Foxp3/Transcription Factor Staining Kit

Introduction

Elabscience^® Foxp3 / Transcription Factor Staining Kit has been formulated and optimized for staining with antibodies to transcription factors and nuclear proteins, such as Foxp3 and STAT3.

Instructions

Dilute Fixation Concentrate (4×) with Fixation Dilution Solution to 1× Fixation Working Solution before use.

For example, take 1 mL Fixation Concentrate (4×) [E-CK-A108A] and add it to 3 mL Fixation Dilution Solution [E-CK-A108B] to get 4 mL 1× Fixation Working Solution. Each sample requires 1 mL of 1× Fixation Working Solution.

Dilute Permeabilization Buffer (10×) with ddH₂O to 1×Permeabilization Working Solution before use.

For example, take 1 mL Permeabilization Buffer (10×) [E-CK-A108C], and add it to 9 mL ddH₂O to get 10 mL 1× Permeabilization Working Solution. Each sample requires 6.5 mL of 1× Permeabilization Working Solution.

Experimental Procedure

1.         Add the single-cell suspension into tubes, 1×10⁶ cells in 100 μL suspension per tube.

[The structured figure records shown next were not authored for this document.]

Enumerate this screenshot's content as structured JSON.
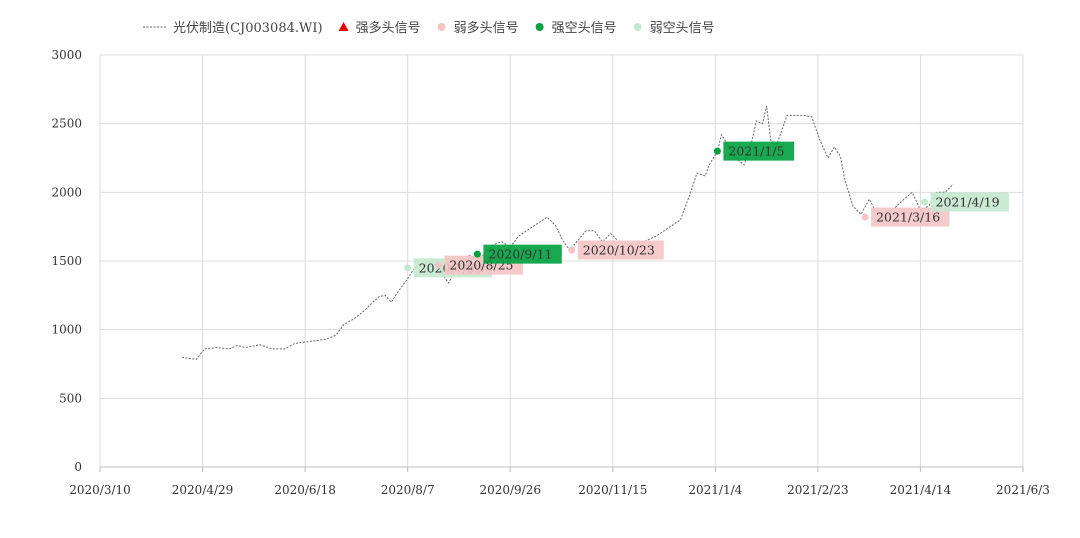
{
  "chart_data": {
    "type": "line",
    "title": "",
    "xlabel": "",
    "ylabel": "",
    "ylim": [
      0,
      3000
    ],
    "yticks": [
      0,
      500,
      1000,
      1500,
      2000,
      2500,
      3000
    ],
    "xlim": [
      "2020-03-10",
      "2021-06-03"
    ],
    "xticks": [
      "2020-03-10",
      "2020-04-29",
      "2020-06-18",
      "2020-08-07",
      "2020-09-26",
      "2020-11-15",
      "2021-01-04",
      "2021-02-23",
      "2021-04-14",
      "2021-06-03"
    ],
    "xtick_labels": [
      "2020/3/10",
      "2020/4/29",
      "2020/6/18",
      "2020/8/7",
      "2020/9/26",
      "2020/11/15",
      "2021/1/4",
      "2021/2/23",
      "2021/4/14",
      "2021/6/3"
    ],
    "grid": true,
    "legend_position": "top",
    "legend": [
      {
        "key": "line",
        "label": "光伏制造(CJ003084.WI)",
        "marker": "dash-line",
        "color": "#666666"
      },
      {
        "key": "strong_long",
        "label": "强多头信号",
        "marker": "triangle",
        "color": "#e60000"
      },
      {
        "key": "weak_long",
        "label": "弱多头信号",
        "marker": "circle",
        "color": "#f4c4c4"
      },
      {
        "key": "strong_short",
        "label": "强空头信号",
        "marker": "circle",
        "color": "#00a03e"
      },
      {
        "key": "weak_short",
        "label": "弱空头信号",
        "marker": "circle",
        "color": "#c4e8cf"
      }
    ],
    "series": [
      {
        "name": "光伏制造(CJ003084.WI)",
        "color": "#666666",
        "style": "dashed",
        "points": [
          [
            "2020-04-19",
            800
          ],
          [
            "2020-04-22",
            790
          ],
          [
            "2020-04-26",
            785
          ],
          [
            "2020-04-30",
            860
          ],
          [
            "2020-05-06",
            870
          ],
          [
            "2020-05-12",
            860
          ],
          [
            "2020-05-16",
            885
          ],
          [
            "2020-05-20",
            870
          ],
          [
            "2020-05-27",
            890
          ],
          [
            "2020-06-02",
            860
          ],
          [
            "2020-06-08",
            860
          ],
          [
            "2020-06-13",
            900
          ],
          [
            "2020-06-18",
            910
          ],
          [
            "2020-06-23",
            920
          ],
          [
            "2020-06-28",
            930
          ],
          [
            "2020-07-03",
            960
          ],
          [
            "2020-07-07",
            1040
          ],
          [
            "2020-07-12",
            1080
          ],
          [
            "2020-07-17",
            1140
          ],
          [
            "2020-07-21",
            1200
          ],
          [
            "2020-07-24",
            1240
          ],
          [
            "2020-07-27",
            1250
          ],
          [
            "2020-07-30",
            1200
          ],
          [
            "2020-08-02",
            1270
          ],
          [
            "2020-08-06",
            1350
          ],
          [
            "2020-08-10",
            1440
          ],
          [
            "2020-08-14",
            1470
          ],
          [
            "2020-08-18",
            1460
          ],
          [
            "2020-08-21",
            1470
          ],
          [
            "2020-08-25",
            1380
          ],
          [
            "2020-08-27",
            1340
          ],
          [
            "2020-08-29",
            1400
          ],
          [
            "2020-09-02",
            1460
          ],
          [
            "2020-09-06",
            1540
          ],
          [
            "2020-09-08",
            1530
          ],
          [
            "2020-09-10",
            1500
          ],
          [
            "2020-09-14",
            1560
          ],
          [
            "2020-09-18",
            1620
          ],
          [
            "2020-09-22",
            1640
          ],
          [
            "2020-09-26",
            1600
          ],
          [
            "2020-09-30",
            1680
          ],
          [
            "2020-10-08",
            1760
          ],
          [
            "2020-10-14",
            1820
          ],
          [
            "2020-10-18",
            1760
          ],
          [
            "2020-10-22",
            1640
          ],
          [
            "2020-10-25",
            1580
          ],
          [
            "2020-10-29",
            1650
          ],
          [
            "2020-11-02",
            1720
          ],
          [
            "2020-11-06",
            1720
          ],
          [
            "2020-11-10",
            1640
          ],
          [
            "2020-11-14",
            1700
          ],
          [
            "2020-11-18",
            1640
          ],
          [
            "2020-11-24",
            1620
          ],
          [
            "2020-11-30",
            1640
          ],
          [
            "2020-12-06",
            1680
          ],
          [
            "2020-12-12",
            1740
          ],
          [
            "2020-12-18",
            1800
          ],
          [
            "2020-12-23",
            2000
          ],
          [
            "2020-12-26",
            2140
          ],
          [
            "2020-12-30",
            2120
          ],
          [
            "2021-01-01",
            2200
          ],
          [
            "2021-01-05",
            2300
          ],
          [
            "2021-01-07",
            2420
          ],
          [
            "2021-01-10",
            2350
          ],
          [
            "2021-01-14",
            2250
          ],
          [
            "2021-01-18",
            2200
          ],
          [
            "2021-01-21",
            2320
          ],
          [
            "2021-01-24",
            2520
          ],
          [
            "2021-01-27",
            2500
          ],
          [
            "2021-01-29",
            2630
          ],
          [
            "2021-01-31",
            2380
          ],
          [
            "2021-02-03",
            2350
          ],
          [
            "2021-02-08",
            2560
          ],
          [
            "2021-02-16",
            2560
          ],
          [
            "2021-02-20",
            2550
          ],
          [
            "2021-02-24",
            2380
          ],
          [
            "2021-02-28",
            2250
          ],
          [
            "2021-03-03",
            2330
          ],
          [
            "2021-03-06",
            2260
          ],
          [
            "2021-03-08",
            2100
          ],
          [
            "2021-03-12",
            1900
          ],
          [
            "2021-03-16",
            1840
          ],
          [
            "2021-03-20",
            1950
          ],
          [
            "2021-03-24",
            1840
          ],
          [
            "2021-03-28",
            1860
          ],
          [
            "2021-04-01",
            1880
          ],
          [
            "2021-04-06",
            1950
          ],
          [
            "2021-04-10",
            2000
          ],
          [
            "2021-04-14",
            1870
          ],
          [
            "2021-04-18",
            1900
          ],
          [
            "2021-04-22",
            2000
          ],
          [
            "2021-04-26",
            2000
          ],
          [
            "2021-04-30",
            2060
          ]
        ]
      }
    ],
    "signals": [
      {
        "type": "weak_short",
        "date": "2020-08-07",
        "value": 1450,
        "label": "2020/7/30"
      },
      {
        "type": "weak_long",
        "date": "2020-08-22",
        "value": 1470,
        "label": "2020/8/25"
      },
      {
        "type": "strong_short",
        "date": "2020-09-10",
        "value": 1550,
        "label": "2020/9/11"
      },
      {
        "type": "weak_long",
        "date": "2020-10-26",
        "value": 1580,
        "label": "2020/10/23"
      },
      {
        "type": "strong_short",
        "date": "2021-01-05",
        "value": 2300,
        "label": "2021/1/5"
      },
      {
        "type": "weak_long",
        "date": "2021-03-18",
        "value": 1820,
        "label": "2021/3/16"
      },
      {
        "type": "weak_short",
        "date": "2021-04-16",
        "value": 1930,
        "label": "2021/4/19"
      }
    ]
  }
}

2.         [Optional] Stain cells with a Fixable Viability Dye.

3.         [Optional] Block Fc receptors in cell suspensions according to experimental requirements.

4.         Stain cell surface markers. Refer to the FCM protocol (Staining Cell Surface Targets for Flow Cytometry).

5.         After incubating with the cell surface marker, add 1 mL of Cell Staining Buffer [E-CK-A107], centrifuge samples at 300×g for 5 min, discard the supernatant, then resuspend the cells with 100 µL of Cell Staining Buffer [E-CK-A107].

6.         Add 1 mL of 1×Fixation Working Solution to each tube and mix fully, incubate the cells at 4°C for 30 min, then centrifuge at 600×g for 5 min and discard the supernatant.

7.         Add 2 mL of 1×Permeabilization Working Solution to each tube and mix fully, centrifuge at 600×g for 5 min and discard the supernatant.

8.         Repeat Step 7.

9.         Resuspend the cells with 100 µL of 1×Permeabilization Working Solution.

10.     Without washing, add the recommended amount of directly FCM antibody for detection of intracellular antigen(s) to cells and incubate for at least 30 min at room temperature in the dark.

11.     Add 2 mL of 1×Permeabilization Working Solution to each tube and centrifuge at 600×g for 5 min at room temperature. Discard the supernatant.

12.     Resuspend the cells with appropriate Cell Staining Buffer [E-CK-A107], then analyze the samples by flow cytometer.

Cautions

1.         It is normal for the Permeabilization Buffer (10×) to have precipitation, and it will not affect the use effect.

2.         For maximal assay performance, this reagent should be used within 6 months. Avoid freeze / thaw cycles.

3.         The fixation and permeabilization steps that are required for the detection of intracellular antigens may alter the light scatter properties of cells and may increase non-specific background staining. Including extra proteins such as BSA or fetal calf serum (FCS) in the staining buffer may help reduce non-specific background. The use of Fixable Viability Dyes is recommended to help eliminate dead cells during the analysis.

4.         For your safety and health, please wear the lab coat and disposable gloves before the experiments.